Où et quand le lire ?

Comme il n’y a (presque) plus de tavernes, disons dans les bars de Bucarest, de Paris ou de Vienne, partout où les membres de cette maudite dynastie ont tenté de se débarrasser de la malédiction. Ou bien, comme il n’y a (presque) plus de barbiers, disons chez le coiffeur.

À qui l’offrir ?

À ceux qui aiment l’argent. Au Prince Jean et au Sheriff de Nottingham. Aux moustachus.

La Malédiction du bandit moustachu d’Irina Teodorescu, Gaïa, 160 pages, 17 euros.

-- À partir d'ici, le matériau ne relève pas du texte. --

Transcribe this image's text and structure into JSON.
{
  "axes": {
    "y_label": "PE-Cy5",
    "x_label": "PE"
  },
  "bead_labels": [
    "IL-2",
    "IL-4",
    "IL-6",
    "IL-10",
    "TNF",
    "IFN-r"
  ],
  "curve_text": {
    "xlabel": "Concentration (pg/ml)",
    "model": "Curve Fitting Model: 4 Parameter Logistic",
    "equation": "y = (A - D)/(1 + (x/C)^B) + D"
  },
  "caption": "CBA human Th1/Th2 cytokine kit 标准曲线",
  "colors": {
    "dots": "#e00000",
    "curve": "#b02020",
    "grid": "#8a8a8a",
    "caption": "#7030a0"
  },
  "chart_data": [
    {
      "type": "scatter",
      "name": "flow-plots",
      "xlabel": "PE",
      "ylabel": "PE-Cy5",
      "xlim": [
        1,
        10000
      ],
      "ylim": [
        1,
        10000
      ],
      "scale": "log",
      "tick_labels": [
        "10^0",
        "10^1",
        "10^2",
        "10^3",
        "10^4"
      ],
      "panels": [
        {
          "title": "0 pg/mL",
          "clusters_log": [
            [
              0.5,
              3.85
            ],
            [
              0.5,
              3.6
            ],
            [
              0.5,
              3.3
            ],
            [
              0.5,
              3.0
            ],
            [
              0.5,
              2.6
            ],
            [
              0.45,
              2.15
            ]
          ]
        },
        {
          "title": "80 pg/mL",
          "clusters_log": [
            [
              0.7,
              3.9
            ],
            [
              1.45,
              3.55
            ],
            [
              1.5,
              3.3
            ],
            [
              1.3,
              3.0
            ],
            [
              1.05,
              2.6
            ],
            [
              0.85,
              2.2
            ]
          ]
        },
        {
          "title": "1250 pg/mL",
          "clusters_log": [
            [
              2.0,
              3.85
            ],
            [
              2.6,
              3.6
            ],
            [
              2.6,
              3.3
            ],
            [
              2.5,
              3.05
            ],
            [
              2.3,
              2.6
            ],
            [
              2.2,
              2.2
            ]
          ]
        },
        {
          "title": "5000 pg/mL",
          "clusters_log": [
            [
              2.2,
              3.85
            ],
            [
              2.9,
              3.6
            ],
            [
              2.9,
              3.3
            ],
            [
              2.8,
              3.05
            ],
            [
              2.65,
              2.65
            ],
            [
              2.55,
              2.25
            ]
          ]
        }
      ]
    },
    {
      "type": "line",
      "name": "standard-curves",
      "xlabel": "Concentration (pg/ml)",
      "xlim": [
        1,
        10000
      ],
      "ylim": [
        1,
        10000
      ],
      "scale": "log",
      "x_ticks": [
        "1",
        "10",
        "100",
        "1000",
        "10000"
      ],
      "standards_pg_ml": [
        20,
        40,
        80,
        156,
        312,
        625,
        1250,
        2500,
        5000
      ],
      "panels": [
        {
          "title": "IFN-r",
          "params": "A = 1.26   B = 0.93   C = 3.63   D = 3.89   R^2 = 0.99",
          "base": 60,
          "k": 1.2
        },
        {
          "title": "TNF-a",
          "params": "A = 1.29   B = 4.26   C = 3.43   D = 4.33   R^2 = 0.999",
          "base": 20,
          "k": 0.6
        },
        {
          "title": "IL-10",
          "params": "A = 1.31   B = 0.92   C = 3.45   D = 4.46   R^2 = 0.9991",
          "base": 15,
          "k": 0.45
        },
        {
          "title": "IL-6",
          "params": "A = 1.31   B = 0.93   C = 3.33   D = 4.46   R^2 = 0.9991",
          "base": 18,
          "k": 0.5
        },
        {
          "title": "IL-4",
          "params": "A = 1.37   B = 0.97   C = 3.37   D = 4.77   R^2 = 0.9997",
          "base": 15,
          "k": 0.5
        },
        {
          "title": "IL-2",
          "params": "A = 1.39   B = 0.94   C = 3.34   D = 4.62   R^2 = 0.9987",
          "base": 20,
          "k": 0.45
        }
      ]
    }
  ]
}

DÉCOUVREZ - Un extrait de La Malédiction du bandit moustachu d’Irina Teodorescu :

"Ainsi, le mardi suivant, les deux protagonistes se retrouvent à la taverne et s’en vont ensemble vers la maison Marinescu. L’homme à la longue moustache a déjà distribué une grande partie de sa nouvelle fortune aux paysans démunis, mais il lui reste une ou deux caisses toutes pleines d’or et de bijoux de grande valeur, Gheorghe le sait, car il a tout de même bien fait ses calculs. À dos du seul cheval que son père lui a laissé avant de partir, il conduit l’homme dans sa maison, puis dans la cuisine, puis dans la cave, à travers une trappe, en l’assurant que personne ne saura qu’il est caché là et qu’il peut ainsi se reposer autant qu’il lui plaît. Il lui promet aussi de revenir dans moins d’une heure avec de la nourriture. Seulement, Gheorghe n’est pas un homme de parole ! Certes, le bandit moustachu peut se reposer, mais ni eau ni victuailles n’arrivent ! Au fil des longues heures qui s’ensuivent, il mange d’abord les miettes de haricots stockées dans ses moustaches, puis carrément ses poils, puis contre un unique bol d’eau il livre à Gheorghe le secret de l’emplacement de ses coffres d’or. Mais tandis que le jeune Marinescu part à la recherche du trésor, la soif le terrasse encore et rien d’autre ne vient, personne n’entend ses cris et ses prières, alors, dans sa grande souffrance, il lèche le bol, il mange le bol, suce sa sueur, boit ses larmes et avale sa pisse. Trois jours plus tard, il meurt enfin en maudissant Gheorghe Marinescu et toute sa descendance jusqu’en l’an deux mille.

Gheorghe Marinescu en rit, car il est maintenant riche. Quelques mois plus tard, à la mort de son père, il se rase le visage, décide de porter un monocle et entreprend d’agrandir sa maison. Il en fait un joli manoir, puis il prend femme dans la bourgeoisie moyenne de la contrée, une certaine Lila. Avec elle, il a deux enfants, un garçon et une fille. Ensuite, comme tout premier maudit de sa lignée, Gheorghe Marinescu meurt d’une blessure par balle bêtement perdue lors d’une partie de chasse. Il a vingt-sept ans le jour de son trépas."